Lhaovo (the Burmese name: လော်ဝေါ်), also known as Maru (မရူ) and Langsu (the Chinese name: 浪速), is a Burmish language spoken in Myanmar (Burma) and by a few thousand speakers in China.

==Distribution==
Dai Qingxia (2005:3) reports 5,600 Langsu speakers in China. Many thousands more are dispersed across the eastern edge of Kachin State, Myanmar. In Myanmar, they are primarily focused around Chipwi township.

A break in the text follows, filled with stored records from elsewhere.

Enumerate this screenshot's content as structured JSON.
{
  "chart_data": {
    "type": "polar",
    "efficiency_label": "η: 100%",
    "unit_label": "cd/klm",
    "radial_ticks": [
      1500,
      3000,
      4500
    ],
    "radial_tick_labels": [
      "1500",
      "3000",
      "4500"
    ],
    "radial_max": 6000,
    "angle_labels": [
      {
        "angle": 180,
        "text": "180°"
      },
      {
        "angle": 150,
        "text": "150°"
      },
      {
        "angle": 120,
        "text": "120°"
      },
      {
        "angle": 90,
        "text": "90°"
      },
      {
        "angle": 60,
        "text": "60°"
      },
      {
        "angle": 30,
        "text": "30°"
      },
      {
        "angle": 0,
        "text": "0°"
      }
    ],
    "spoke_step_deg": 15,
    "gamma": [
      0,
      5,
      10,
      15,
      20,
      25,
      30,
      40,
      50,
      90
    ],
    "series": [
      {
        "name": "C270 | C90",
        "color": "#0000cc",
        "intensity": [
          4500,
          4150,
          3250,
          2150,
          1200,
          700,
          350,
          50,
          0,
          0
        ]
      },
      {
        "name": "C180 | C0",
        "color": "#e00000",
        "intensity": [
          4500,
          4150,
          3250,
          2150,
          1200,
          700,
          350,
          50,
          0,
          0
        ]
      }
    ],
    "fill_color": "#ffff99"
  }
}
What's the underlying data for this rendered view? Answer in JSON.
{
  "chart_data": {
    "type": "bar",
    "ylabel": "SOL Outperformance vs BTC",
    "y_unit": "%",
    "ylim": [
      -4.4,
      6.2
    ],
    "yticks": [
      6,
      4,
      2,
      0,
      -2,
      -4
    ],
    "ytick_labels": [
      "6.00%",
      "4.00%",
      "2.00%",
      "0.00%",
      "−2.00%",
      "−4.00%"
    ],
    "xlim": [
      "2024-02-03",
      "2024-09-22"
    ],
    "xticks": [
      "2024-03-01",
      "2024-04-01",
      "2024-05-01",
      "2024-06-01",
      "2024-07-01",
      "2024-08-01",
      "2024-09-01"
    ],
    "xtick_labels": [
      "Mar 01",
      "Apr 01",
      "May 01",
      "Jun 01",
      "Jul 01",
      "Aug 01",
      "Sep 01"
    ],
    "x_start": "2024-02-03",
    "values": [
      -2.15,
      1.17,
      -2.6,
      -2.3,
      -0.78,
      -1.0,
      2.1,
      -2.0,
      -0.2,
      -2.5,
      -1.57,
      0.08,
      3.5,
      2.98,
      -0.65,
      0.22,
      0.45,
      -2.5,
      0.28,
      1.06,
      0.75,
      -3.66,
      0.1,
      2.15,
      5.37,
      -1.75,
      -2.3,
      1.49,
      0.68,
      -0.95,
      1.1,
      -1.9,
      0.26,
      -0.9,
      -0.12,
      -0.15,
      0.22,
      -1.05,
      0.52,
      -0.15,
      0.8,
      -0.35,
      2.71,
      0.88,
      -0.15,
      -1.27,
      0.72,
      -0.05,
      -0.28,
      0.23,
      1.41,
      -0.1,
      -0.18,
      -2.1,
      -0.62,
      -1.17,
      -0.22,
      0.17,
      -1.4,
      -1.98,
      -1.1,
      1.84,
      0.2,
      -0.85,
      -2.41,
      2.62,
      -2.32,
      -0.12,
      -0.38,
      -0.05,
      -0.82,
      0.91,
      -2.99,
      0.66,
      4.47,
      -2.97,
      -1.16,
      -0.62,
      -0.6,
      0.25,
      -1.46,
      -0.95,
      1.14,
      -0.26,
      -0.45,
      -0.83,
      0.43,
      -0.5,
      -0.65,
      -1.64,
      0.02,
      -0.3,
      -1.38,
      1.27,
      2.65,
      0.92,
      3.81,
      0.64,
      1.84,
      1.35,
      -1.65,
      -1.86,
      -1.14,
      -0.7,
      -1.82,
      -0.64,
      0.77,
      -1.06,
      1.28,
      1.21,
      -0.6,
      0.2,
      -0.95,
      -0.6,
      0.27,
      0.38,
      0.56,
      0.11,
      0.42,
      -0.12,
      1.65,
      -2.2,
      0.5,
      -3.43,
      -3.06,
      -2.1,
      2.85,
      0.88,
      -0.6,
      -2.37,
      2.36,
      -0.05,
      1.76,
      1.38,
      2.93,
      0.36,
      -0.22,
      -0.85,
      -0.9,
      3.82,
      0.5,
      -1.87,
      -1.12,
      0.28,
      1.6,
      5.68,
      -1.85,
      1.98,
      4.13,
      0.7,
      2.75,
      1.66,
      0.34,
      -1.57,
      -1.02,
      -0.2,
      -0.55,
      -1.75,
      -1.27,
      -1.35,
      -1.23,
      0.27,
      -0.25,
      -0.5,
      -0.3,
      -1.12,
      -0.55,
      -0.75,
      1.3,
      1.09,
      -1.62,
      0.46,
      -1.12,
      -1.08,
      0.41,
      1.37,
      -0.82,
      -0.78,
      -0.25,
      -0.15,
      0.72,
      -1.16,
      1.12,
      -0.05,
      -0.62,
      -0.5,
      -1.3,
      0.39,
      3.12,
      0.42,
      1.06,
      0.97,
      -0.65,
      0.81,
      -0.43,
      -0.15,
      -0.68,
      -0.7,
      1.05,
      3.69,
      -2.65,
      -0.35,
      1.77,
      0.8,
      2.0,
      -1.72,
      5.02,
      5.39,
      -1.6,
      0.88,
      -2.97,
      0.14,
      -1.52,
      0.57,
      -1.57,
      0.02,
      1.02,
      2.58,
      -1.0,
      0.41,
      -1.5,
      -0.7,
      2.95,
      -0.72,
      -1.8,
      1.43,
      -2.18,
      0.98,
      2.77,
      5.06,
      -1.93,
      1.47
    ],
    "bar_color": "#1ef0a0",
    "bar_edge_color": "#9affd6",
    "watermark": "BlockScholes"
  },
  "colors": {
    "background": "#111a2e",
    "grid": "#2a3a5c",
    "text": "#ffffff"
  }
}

- Luxi City: Yingpan Township (ယင်းဖန်မြို့နယ်, 营盘乡)
- Lianghe County: Mengyang Township (မယ်ညန့်နယ်, 养乡)
- Longchuan County: Bangwai Township (ဖန်ဝိုင်မြို့နယ်, 邦外乡) and Jingkan Township (ကျင်ခန်မြို့နယ်, 景坎乡)

The Langsu people call themselves /lɔ̃³¹vɔ³¹/ (Chinese: Lang'e 浪峨)

==Varieties==
The standard Lhaovo dialect is that of the Dago’ (/tăkoʔ/) hill area, on the east side of N'Mai River valley in Kachin State.

Sawada (2017) lists the following patois (subvarieties) of Lhaovo.
- Gyanno’ (autonym: /kjɛn35 noʔ21 /): spoken in the west side of the N'Mai River in Sawlaw Township.
- Tho’lhang (autonym: /tʰaʔ21 lo̰22/): spoken in Htawlang and a few other villages in northern Sawlaw Township.
- Lakin (autonym: /lăkɛ̰22/): spoken in Lakin village, northern Sawlaw Township.
- Lhangsu (autonym: /la̰ŋ53 su53/; not the same as Langsu 浪速 of Yunnan): spoken in the area between Hkrang Hka and Sanin Hka, which are two tributaries of the Mali Hka. It is spoken in Sumprabum Township, including in the villages of Hting Tsa, N-gawk Hkyet, and Ma Awng.

===Langsong===
The Langsong (浪宋) are found in Zaoyang (早阳) in Yunlong County (in the Chinese province of Yunnan) as well as in Baocun (表村), Laomo (老末), and Sancha (三岔). They reportedly speak a highly endangered language that may be possibly related to Langsu.

== Phonology ==

=== Consonants ===
Lhao Vo has the following consonant sounds:

|  |  | Labial |  | Dental/ Alveolar | Post- alveolar | Palatal | Velar |  | Glottal |
| plain | pal. | plain | pal. |
| Plosive | voiceless | p | pʲ | t |  |  | k | kʲ | (ʔ) |
| aspirated | pʰ | pʰʲ | tʰ |  |  | kʰ | kʰʲ |  |
| Affricate | voiceless |  |  | t͡s̪ | t͡ʃ |  |  |  |  |
| aspirated |  |  | t͡s̪ʰ | t͡ʃʰ |  |  |  |  |
| Fricative | voiceless | f |  | s̪ | ʃ |  | x |  |  |
| voiced | v |  |  |  |  | ɣ |  | ɦ |
| Nasal |  | m | mʲ | n |  | ɲ | ŋ |  |  |
| Tap |  |  |  | ɾ |  |  |  |  |  |
| Approximant |  |  |  | l |  | j |  |  |  |

- Sounds /p, t, k, ʔ, m, n, ŋ, j/ can all be heard in final position.
- /ʔ/ is only written in final position.

=== Vowels ===
There is a distinction among creaky vowel sounds:

|  | Front |  |  |  | Central |  | Back |  |
| plain |  | creaky |  | plain | creaky | plain | creaky |
| Close | i |  | ḭ |  |  |  | u | ṵ |
| Mid | e | ø | ḛ | ø̰ |  |  | o | o̰ |
| Open |  |  |  |  | a | a̰ |  |  |
| Diphthong |  |  |  |  | au | a̰ṵ |  |  |

- /i, ḭ/ can also range to [ɪ, ɪ̰].
- Vowels /e, o/ when preceding a word-final /-ŋ/ can also be heard as nasalized [ẽ, õ].

When preceding a final glide /-j/, each vowel has the following allophones:

| Phoneme | Allophones |
|---|---|
| /aj/ | [aɪ̆], [ɛ] |
| /auj/ | [auɪ̆], [ɔɪ̆] |
| /uj/ | [uɪ̆], [ʉ], [ʉɪ̆] |
| /ej/ | [əɪ̆] |

===Tones===
Lhao Vo has three lexical tones: high, low and falling. Low tone may be a different analysis of creaky vowels. In Latin script, falling tone is unmarked, e.g. lo etc.; low tone is lo꞉ etc., and high tone is loˮ etc. (or lobʼ etc. with a final b, d, g). Final glottal stop is written lo, etc. in falling tone, lo; etc. in low tone, and loʼ in high tone.